Restless Movie Review: Predictable crime drama that fails to utilise its potential

Restless Movie Review: Predictable crime drama that fails to utilise its potential

An interestingly engaging first half and a melodramatically disastrous second, make this French remake of a South Korean crime film, a wasted potential
Rating:(2.5 / 5)

Restless (Sans répit) is a French remake of the 2014 South Korean film, A Hard Day. It is one of those crime/thriller/drama films that possesses a fairly watchable and interesting first half, with the narrative falling by the wayside of mediocrity, thereafter. This said mediocrity finds itself evenly distributed along the lines of predictability and melodrama. Granted, the theme of corrupt cops, wanted drug dealers, blackmail and cover-ups, is a crowded one prone to cliché, but the premise, set in the aforementioned milieu, started off strong, holding the attention and raising expectations. The writers, director and cast have put in considerable work to make things look realistic up to a certain point, but the mounting conflict and its subsequent resolution are handled very poorly, leading to the story’s eventual implosion.

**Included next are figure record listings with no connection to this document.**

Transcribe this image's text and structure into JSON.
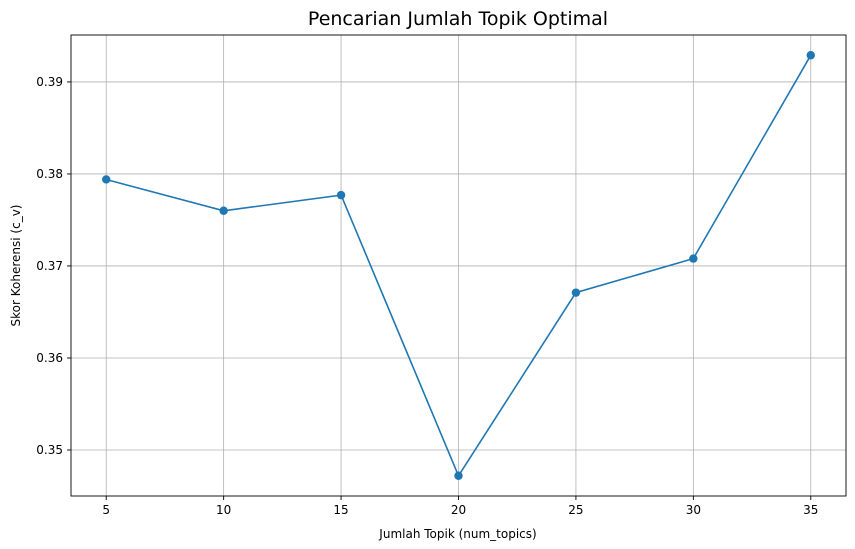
{
  "chart_data": {
    "type": "line",
    "title": "Pencarian Jumlah Topik Optimal",
    "xlabel": "Jumlah Topik (num_topics)",
    "ylabel": "Skor Koherensi (c_v)",
    "x": [
      5,
      10,
      15,
      20,
      25,
      30,
      35
    ],
    "series": [
      {
        "values": [
          0.3794,
          0.376,
          0.3777,
          0.3472,
          0.3671,
          0.3708,
          0.3929
        ],
        "color": "#1f77b4",
        "marker": "circle"
      }
    ],
    "xticks": [
      "5",
      "10",
      "15",
      "20",
      "25",
      "30",
      "35"
    ],
    "yticks": [
      "0.35",
      "0.36",
      "0.37",
      "0.38",
      "0.39"
    ],
    "xlim": [
      3.5,
      36.5
    ],
    "ylim": [
      0.345,
      0.3951
    ],
    "grid": true,
    "legend": "none"
  }
}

Director – Régis Blondeau 

Cast – Franck Gastambide, Simon Abkarian, Michaël Abiteboul, Tracy Gotoas

Streaming On – Netflix

Thomas (Franck Gastambide) is a less-than-stellar cop belonging to a division under investigation for corruption. On the night of an Internal Affairs raid on his office, he is seen speeding towards an unknown destination. His mother is about to be placed in a casket, as his sister and daughter wait for him at the funeral parlour. Back at the station, his partner Marc (Michaël Abiteboul) and intern Naomi (Tracy Gotoas) scramble to destroy the bribe money Thomas has stashed away in his locker. Under intense stress already, he swerves to avoid hitting a dog, only to crash into a man who bounces off his windshield mere metres ahead. Where the man appeared from remains a mystery. He conceals the body in the boot of his car before checking for eyewitnesses. Thomas’s crooked cop brain goes into overdrive as he hatches a crazy plan to bury the body inside his mother’s coffin at the funeral home. He gets into a deliberate accident the next day to establish a credible alibi. But that’s the thing about such outlandish efforts to cover up a major crime…it comes back to haunt you in ways you couldn’t possibly imagine. CCTV footage of the hit-and-run, an unknown blackmailer who’s aware of even the minutest details, and a highly suspicious partner, stare Thomas in the face.

As bizarre and convoluted as the plot sounds, the makers exert control over the narrative for the initial forty-five minutes. The first half of the plot is engaging, with some exception here and there. The pacing and build-up of tension in this period raise hopes of something revelatory, something worth investing in, and that is why this is a curious film. For the events on screen to nose-dive from that point, failing to sustain the work put in thus far, make for disappointing viewing. It goes from a fairly plausible story to a melodramatically ludicrous one in no time. Genre cliches abound, as the viewer can see the next scene coming from a mile away.

Rather watchable it may be in the beginning, though you can’t help but question some parts. For instance, for all his street smarts as a police officer, how does Thomas miss something as fundamental as searching the man (for his phone, wallet and other items) before stuffing him into his boot? The phone rings inside the nailed coffin, and that’s when he realises the error. Marelli (Simon Abkarian) storming into the station to physically assault Thomas, deliberately mistaking him for someone else, only to make his intentions to the latter clear, was way over-the-top. Wouldn’t such a high-ranking officer play his hand in a smarter, less public manner? The subsequent fight scene in the bathroom between the two takes place conveniently, with no one from the outside suspecting a thing, let alone staging an immediate intervention. These are seasoned/corrupt cops we’re speaking of, right? This scene lays the groundwork for all the avoidable nonsense to follow. Instead of the rollercoaster of clichés, the film could have explored the complexity of Thomas and Marc’s questionable choices better. Apart from two brief sequences (one in the locker room when their exchange pertaining to the bribes gets personal, and the other in the car as Marc tells a handcuffed Thomas that he will return everything, and come clean), their grey characters aren’t accorded adequate meaning. In the magnitude of misdeeds, the duo’s infractions are lower on the totem pole, but as upholders of the law, once you get pulled to the dark side, there is no coming back! That is perhaps Restless’ larger message, or the one I gleaned. Sadly, wasted potential is all the film manages to be in the end.